Filipinos light candles on a slogan bearing images of victims of a massacre that killed 58 people, including 32 journalists, as they mark its 5th anniversary with a candle lighting event at the historic EDSA Shrine in suburban Quezon city, north of Manila, Philippines on Sunday, Nov. 23, 2014. AP

Filipinos light candles on a slogan bearing images of victims of a massacre that killed 58 people, including 32 journalists, as they mark its 5th anniversary with a candle lighting event at the historic EDSA Shrine in suburban Quezon city, north of Manila, Philippines on Sunday, Nov. 23, 2014. AP

LEGAZPI CITY, Philippines – Journalists in Quezon and Albay commemorated the Maguindanao massacre on Monday with protests and candle-lighting ceremonies, assailing the Aquino administration’s seeming apathy to the quest for justice of families of the 58 victims.

In Quezon, around 40 journalists lighted candles and staged a rally in Lucena City to commemorate the brutal murder of 58 people, 32 of them journalists, in Ampatuan town, Maguindanao province, on Nov. 23, 2009.

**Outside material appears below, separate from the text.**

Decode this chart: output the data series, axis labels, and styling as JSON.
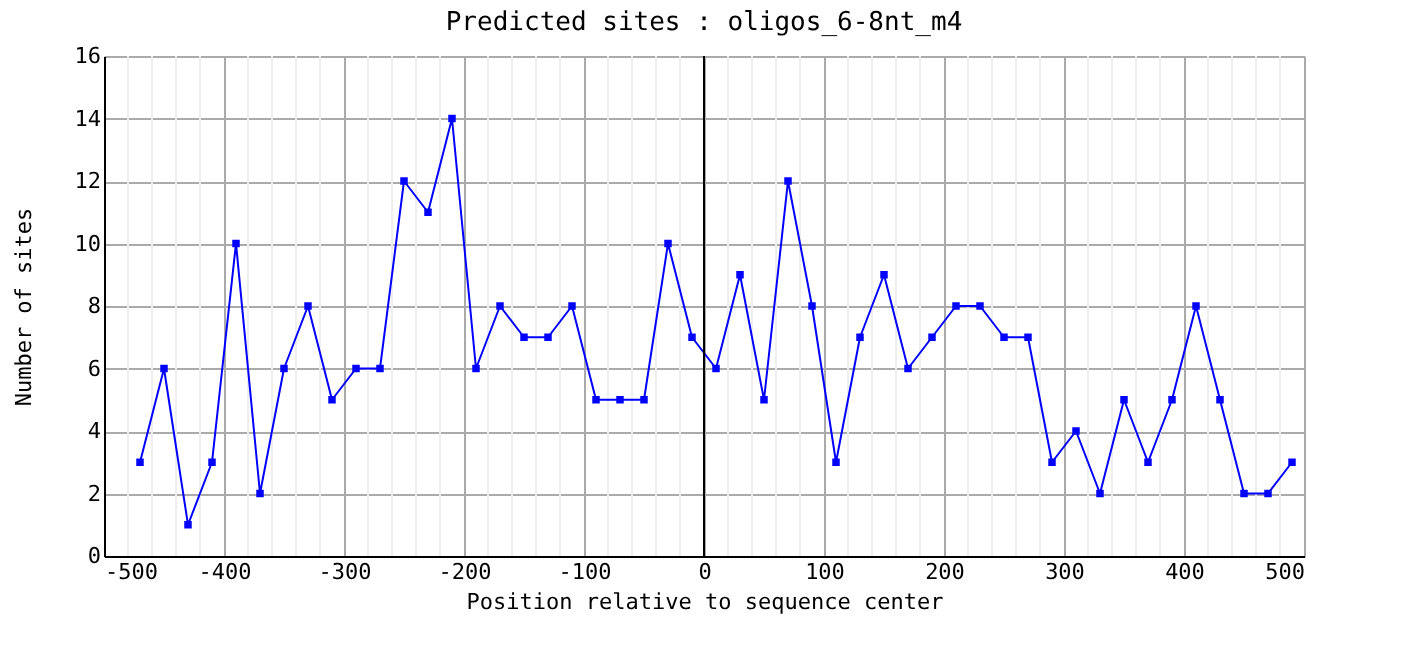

Darcie de Galicia, president of the National Union of Journalists of the Philippines-Quezon chapter, led local journalists in a short program in front of the Saint Ferdinand Cathedral in the city’s downtown area.

De Galicia, correspondent for a Manila-based radio station, said the Aquino administration did not seem to care that the trial of the accused has dragged on for five years now and that scores of those believed responsible for the slaughter have not been caught.

The rally was also attended by representatives of different media groups in the province.

After the program, the Quezon journalists lighted candles and offered prayers for all journalists who were killed because of their work.

Several journalists have been killed in Quezon, including hard-hitting radio broadcaster Polly Pobeda, who was shot dead in May 2003.

Local broadcaster Bert Sison was ambushed in 2009. In 2007, the Philippine Daily Inquirer’s Quezon correspondent, Delfin Mallari Jr., and Johnny Glorioso, news correspondent for dzMM radio, survived an ambush by two motorcycle-riding gunmen.

In Albay, more than 500 journalism and broadcasting students and editors of publications in various colleges at the Bicol University (BU) gathered for a forum and candle-lighting ceremony Monday afternoon.

The students, who were led by the Bicol Organization of Neo-Journalists, wore black shirts with the words “11.23 Remember.”

They released white balloons into the sky from the College of Arts and Letters grounds after lighting candles.

Angelo de los Reyes of Kabataan Party-list and several other press freedom advocates called for a speedy resolution of the Maguindanao massacre case.